Rico menegaskan penggunaan kapal tersebut untuk mendukung kegiatan pemerintah tidak mengubah status kepemilikannya. Aset tersebut tetap merupakan milik pihak swasta.
Logo Kemhan yang terpasang pada kapal, menurut penjelasan tersebut, berkaitan dengan penggunaan dan penugasan operasional dalam mendukung kegiatan pemerintah di lapangan.
J7 Explorer sendiri bukan kapal biasa. Kapal berbobot 8.076 GT itu dibangun di Batam dan diselesaikan pada 2022. Kapal tersebut memiliki 25 kabin dengan kapasitas hingga 50 tamu, dilengkapi helipad serta fasilitas akomodasi bagi kru.
Namun, fungsi kapal tersebut kini jauh dari kesan kapal pesiar untuk berlibur. J7 Explorer dimanfaatkan sebagai floating base camp atau pangkalan bergerak untuk mendukung proyek pencetakan sawah berskala besar di Wanam, Kabupaten Merauke, Papua Selatan.

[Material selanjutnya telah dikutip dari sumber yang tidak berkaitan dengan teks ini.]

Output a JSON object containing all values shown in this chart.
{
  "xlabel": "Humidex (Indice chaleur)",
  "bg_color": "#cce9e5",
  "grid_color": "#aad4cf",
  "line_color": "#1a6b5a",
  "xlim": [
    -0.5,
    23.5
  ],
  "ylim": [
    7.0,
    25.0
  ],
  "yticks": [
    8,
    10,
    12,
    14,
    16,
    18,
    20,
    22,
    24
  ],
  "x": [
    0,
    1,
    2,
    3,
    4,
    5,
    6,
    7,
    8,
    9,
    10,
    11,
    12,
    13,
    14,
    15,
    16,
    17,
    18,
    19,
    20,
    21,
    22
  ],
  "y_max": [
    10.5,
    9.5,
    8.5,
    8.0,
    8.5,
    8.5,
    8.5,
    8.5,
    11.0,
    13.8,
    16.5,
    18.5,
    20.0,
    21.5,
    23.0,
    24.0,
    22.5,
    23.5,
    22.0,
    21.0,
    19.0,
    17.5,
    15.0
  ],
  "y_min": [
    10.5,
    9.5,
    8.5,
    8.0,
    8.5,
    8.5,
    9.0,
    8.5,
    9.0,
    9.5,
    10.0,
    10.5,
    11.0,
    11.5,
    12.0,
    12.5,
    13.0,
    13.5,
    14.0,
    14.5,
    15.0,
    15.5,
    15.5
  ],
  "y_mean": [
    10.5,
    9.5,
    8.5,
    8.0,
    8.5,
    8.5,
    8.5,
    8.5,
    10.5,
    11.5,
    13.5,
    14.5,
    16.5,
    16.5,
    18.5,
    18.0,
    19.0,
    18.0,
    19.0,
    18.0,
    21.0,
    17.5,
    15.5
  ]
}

Pilihan menggunakan kapal sebagai basis operasional tidak lepas dari tantangan geografis kawasan tersebut. Keterbatasan infrastruktur dan akses darat membuat kebutuhan mobilisasi personel, peralatan, logistik, hingga fasilitas pendukung menjadi persoalan tersendiri.

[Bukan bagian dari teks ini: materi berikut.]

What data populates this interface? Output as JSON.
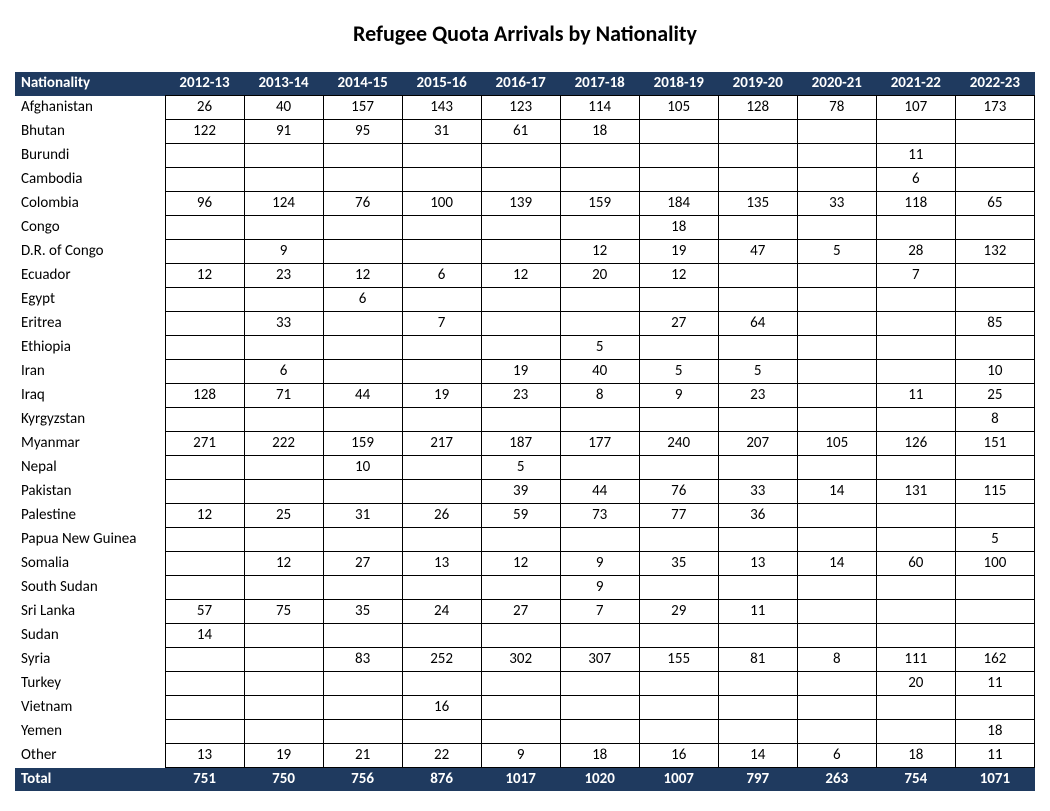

Dalam kondisi seperti itu, J7 Explorer berfungsi sebagai pusat koordinasi sekaligus tempat tinggal sementara bagi tenaga ahli dan personel yang terlibat dalam pekerjaan di lapangan.
Pengerahan kapal tersebut menjadi bagian dari keterlibatan besar Haji Isam dalam mendukung agenda ketahanan pangan nasional. Untuk mengejar target pencetakan sawah di Merauke, sumber daya dalam jumlah besar dikerahkan ke wilayah tersebut.
Haji Isam sebelumnya menyebut sekitar 2.000 ekskavator didatangkan dari China untuk mendukung pekerjaan di lapangan. Tenaga ahli dari China, Jepang, dan Eropa juga dilibatkan dalam proyek tersebut.
“Sekitar 2.000 ekskavator didatangkan dari China. Selain itu, tenaga ahli dari China, Jepang, dan Eropa juga dilibatkan untuk mendukung pekerjaan di lapangan,” ungkap Haji Isam dalam keterangan terpisah.
Keterlibatan tersebut disebut bukan semata-mata sebagai kalkulasi bisnis. Haji Isam menyatakan partisipasinya dalam proyek pangan di Papua merupakan bagian dari tanggung jawab dalam menjalankan penugasan negara.
Proyek pencetakan sawah di Merauke sendiri memiliki arti strategis karena diarahkan untuk memperkuat ketahanan pangan nasional. Di sisi lain, kegiatan tersebut diharapkan membuka kesempatan kerja dan memberikan dampak ekonomi bagi masyarakat Papua.
Transformasi fungsi J7 Explorer pun menjadi gambaran bagaimana aset swasta dapat digunakan untuk menunjang proyek negara di wilayah dengan tantangan logistik tinggi.
Dari sebuah kapal ekspedisi mewah, J7 Explorer kini berperan sebagai infrastruktur bergerak di tengah kawasan proyek pangan. Kapal tersebut membawa personel, mendukung koordinasi, sekaligus menjadi salah satu simpul logistik dalam upaya mengejar target swasembada pangan nasional.